The repellant and disturbing scenes of pro-Trump protesters storming the US Capitol on Wednesday afternoon were enough to sicken every citizen except for people who still ardently and stubbornly believe that Donald Trump should be president for another four years.

Trump, who has crept steadily from crackpot to madman in recent weeks, was the generating force—the main promoter—of the protest, egging and prodding his backers in a sort of rabid pre-game pep rally Wednesday morning from the White House to protest his now-overly-verified loss to Joe Biden in November.

“We will never concede!” he barked at his cheering fans. “You don’t concede when there’s theft involved.”

In his crazed and baseless post-campaign campaign of the last several weeks, the president has thrown body after body under the bus, his latest victim being his vice president, Mike Pence, who rebuffed Trump Wednesday afternoon by attempting to merely fulfill his duty by certifying the Electoral College vote, refusing to take any further part in what’s now no longer a bloodless coup attempt.

Later, thousands crawled up the Capitol steps and began smashing windows and bursting into the Capitol Building waving Trump, Confederate and Gadsen flags and chanting “Stop the Steal!” and eventually worked their way into the Senate chamber.

Earlier, some Republicans were trying to do just that, most notably Sen. Ted Cruz of Texas, who insisted that yet another study be done on what he believes to have been a flawed, crooked and stolen election. He cited the fact that a large number of people believe that Trump had rightfully won the election as the sole, wobbly reason for a further study. When lame-duck Senate majority leader Mitch McConnell (yet another once-faithful follower and abetter who is now dead to Trump) recommended to cease fighting the election, it became rather apparent that this thing was finally nearing an end, save for a few squandered hours from a handful of legislators still hoping to score some last-minute Trump points.

While discussion was still going on about election flaws in Arizona, Pence was suddenly rushed from the room as the insane violence began breaking out outside. Trump abandoned, briefly, his typical bellicose Tweet-braying and urged his followers to support the police and to “stay peaceful!,” a message he repeated several minutes later, though he remained hidden from view somewhere between the Oval Office and the third tee at Mar-a-Lago.

It was a meek tweet coming from the man who caused all of this, from the Election Day whining to the more full-throated war cries of recent days.

The day’s first truly presidential moment came between Trump’s twin tweets when President-Elect Biden came on television to decry the riots and to urge a pull-back and “allow democracy to go forward.”

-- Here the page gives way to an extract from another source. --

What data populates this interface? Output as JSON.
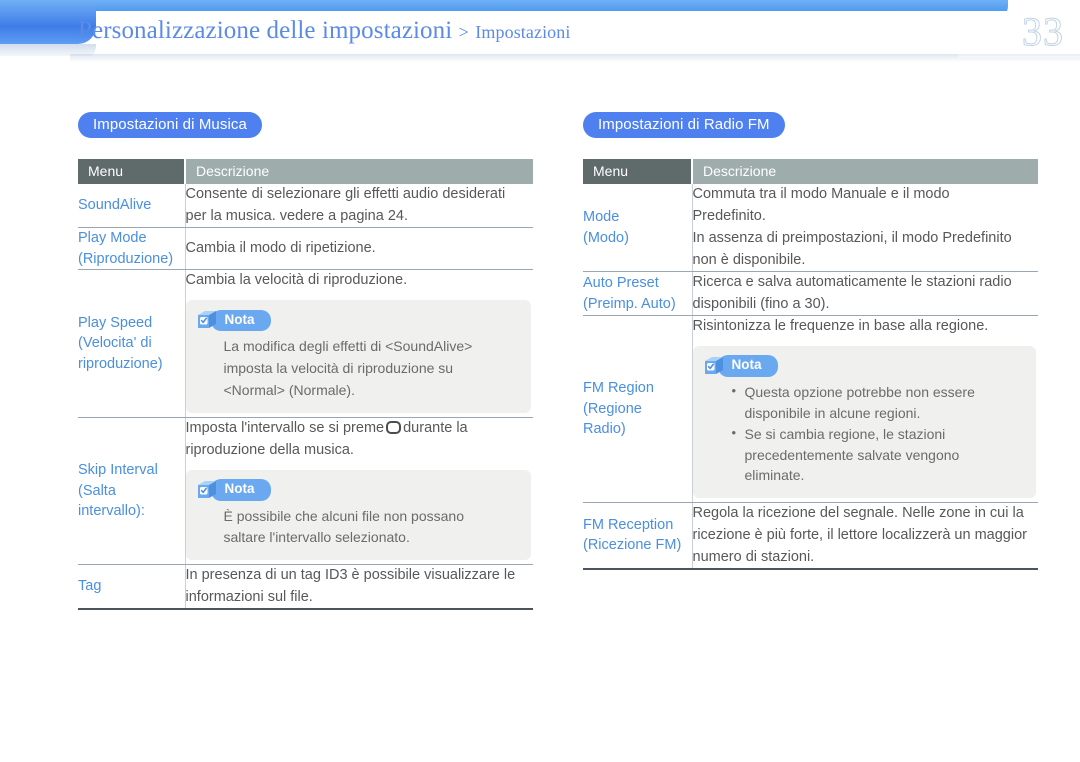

“The words of a president matters,” Biden said. “At best they can inspire; at worst they can incite.” “Worst” is what Trump does best, as he demonstrated Wednesday morning.

Biden called on Trump to appear on TV to demand an end to the siege, likely recognizing that  Trump is the only person these conspiracy/QAnon fanatics will listen to.

It is not hyperbole to term Wednesday’s actions, from the efforts of a few Republicans to reverse the verified results of the election, to the riots of Trump’s supporters—and the thousand or so who participated in the protest on Wednesday is just a small handful of the total across this country—that Wednesday was one of the saddest and disappointing days of American democracy in memory. You would have to have been alive during the Civil War to recall a more disquieting moment.

The sole bright spot of the day, though it was still a somber and sad one, was Biden’s televised speech urging quiet, calm and conciliation, and it signals a more hopeful and encouraging next four years. Biden laid the day’s violence at Trump’s feet and deservedly so.

Shortly after Biden’s speech, a Trump spokesman said the president would release a taped statement later.

There is no reason to watch it or listen to it, or believe what Trump says. Ever again.